Skin-Lightening Cosmeceuticals





Summary and Key Features





  • Hyperpigmentation is a common skin problem that is particularly prevalent in middle-aged and elderly individuals and in individuals with darker skin complexion; its impact on appearance can detract from quality of life.



  • Hydroquinone is only available through a prescription. It depigments skin by inhibiting tyrosinase activity, inhibiting DNA and RNA synthesis, and degrading melanosomes.



  • Kojic acid is used in concentrations between 1% and 4% and is often more effective in combination with other ingredients, but it has been reported to have a high sensitizing potential and may cause irritant contact dermatitis.



  • Soy induces interference with the PAR-2 pathway and has been shown to reduce dyspigmentation by reducing the phagocytosis of melanosomes by keratinocytes, thus reducing melanin transfer. Niacinamide also reduces skin pigmentation by inhibiting melanosome transfer.

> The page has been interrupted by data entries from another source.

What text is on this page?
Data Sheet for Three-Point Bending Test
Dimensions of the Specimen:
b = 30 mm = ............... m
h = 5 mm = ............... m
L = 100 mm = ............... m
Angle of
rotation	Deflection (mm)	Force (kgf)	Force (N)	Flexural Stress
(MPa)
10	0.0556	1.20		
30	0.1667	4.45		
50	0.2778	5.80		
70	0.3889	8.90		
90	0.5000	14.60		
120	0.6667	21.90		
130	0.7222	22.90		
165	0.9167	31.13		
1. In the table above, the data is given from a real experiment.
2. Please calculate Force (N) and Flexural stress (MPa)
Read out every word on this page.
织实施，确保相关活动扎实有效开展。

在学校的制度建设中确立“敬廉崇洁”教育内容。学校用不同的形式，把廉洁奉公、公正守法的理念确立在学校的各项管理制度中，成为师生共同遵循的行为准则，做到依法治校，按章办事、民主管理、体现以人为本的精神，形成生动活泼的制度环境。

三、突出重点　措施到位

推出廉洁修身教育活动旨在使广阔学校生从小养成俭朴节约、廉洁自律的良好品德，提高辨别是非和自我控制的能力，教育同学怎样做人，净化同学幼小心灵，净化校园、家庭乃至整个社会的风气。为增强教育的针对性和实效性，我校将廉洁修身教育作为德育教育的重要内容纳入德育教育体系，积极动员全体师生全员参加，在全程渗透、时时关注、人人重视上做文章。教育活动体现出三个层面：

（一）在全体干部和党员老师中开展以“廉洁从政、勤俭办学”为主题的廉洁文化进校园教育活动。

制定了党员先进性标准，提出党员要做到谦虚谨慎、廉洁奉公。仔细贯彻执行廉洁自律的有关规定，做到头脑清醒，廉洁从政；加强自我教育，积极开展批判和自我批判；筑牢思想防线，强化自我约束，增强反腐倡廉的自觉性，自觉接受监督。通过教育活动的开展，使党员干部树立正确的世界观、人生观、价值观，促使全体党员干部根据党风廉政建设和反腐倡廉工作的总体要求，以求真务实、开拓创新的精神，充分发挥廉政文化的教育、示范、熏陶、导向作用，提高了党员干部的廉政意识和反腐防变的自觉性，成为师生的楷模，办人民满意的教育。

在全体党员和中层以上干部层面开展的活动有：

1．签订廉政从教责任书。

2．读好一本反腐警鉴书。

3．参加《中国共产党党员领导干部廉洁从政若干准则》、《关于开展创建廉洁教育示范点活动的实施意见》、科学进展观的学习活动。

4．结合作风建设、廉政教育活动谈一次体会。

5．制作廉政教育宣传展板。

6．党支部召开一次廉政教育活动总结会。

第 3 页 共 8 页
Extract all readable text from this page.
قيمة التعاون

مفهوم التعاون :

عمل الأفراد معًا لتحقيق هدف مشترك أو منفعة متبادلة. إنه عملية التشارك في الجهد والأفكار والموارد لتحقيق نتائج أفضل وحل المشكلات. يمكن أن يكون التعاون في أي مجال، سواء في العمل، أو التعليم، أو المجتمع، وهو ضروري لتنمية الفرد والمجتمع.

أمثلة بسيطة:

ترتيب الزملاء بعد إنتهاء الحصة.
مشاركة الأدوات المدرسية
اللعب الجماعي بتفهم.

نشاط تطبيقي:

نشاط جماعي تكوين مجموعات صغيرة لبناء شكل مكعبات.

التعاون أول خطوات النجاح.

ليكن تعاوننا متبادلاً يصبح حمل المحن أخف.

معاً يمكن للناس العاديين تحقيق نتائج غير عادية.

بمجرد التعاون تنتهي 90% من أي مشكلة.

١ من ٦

  • Tranexamic acid inhibits tyrosinase expression and modifies pigmentation by inhibiting ultraviolet-induced plasminogen activation, reducing inflammatory mediators.



See and .


Introduction


Hyperpigmentation is a common skin problem that is particularly prevalent in middle-aged and elderly individuals and in individuals with higher Fitzpatrick skin type. It is cosmetically important and can greatly detract from both appearance and quality of life, particularly in cultures where smooth and even skin is valued as a sign of health or in cultures that are beauty conscious. Environmental factors, particularly ultraviolet (UV) light exposure, are a common contributor in pigmentary abnormalities such as melasma, solar lentigines, and ephelides ( Fig. 12.1 ). Exposure to certain drugs and chemicals as well as the existence of certain disease states can result in hyperpigmentation ( Box 12.1 ). Postinflammatory hyperpigmented skin lesions may develop as a consequence of acne, trauma, or side effects from aesthetic procedures such as chemical peels or laser therapy for some patients.




Figure 12.1


The typical appearance of melasma with reticulated hyperpigmented plaques. (A) Before cosmeceutical treatment. (B) Eight weeks after cosmeceutical treatment.




Box 12.1

Acquired Hyperpigmentation


Skin Diseases and Conditions





  • Melasma



  • Riehl’s melanosis



  • Poikiloderma of Civatte



  • Erythromelanosis follicularis



  • Linea fusca



  • Postinflammatory hyperpigmentation



Exogenous Causes





  • Ultraviolet exposure (e.g., melasma, solar lentigines, ephelides)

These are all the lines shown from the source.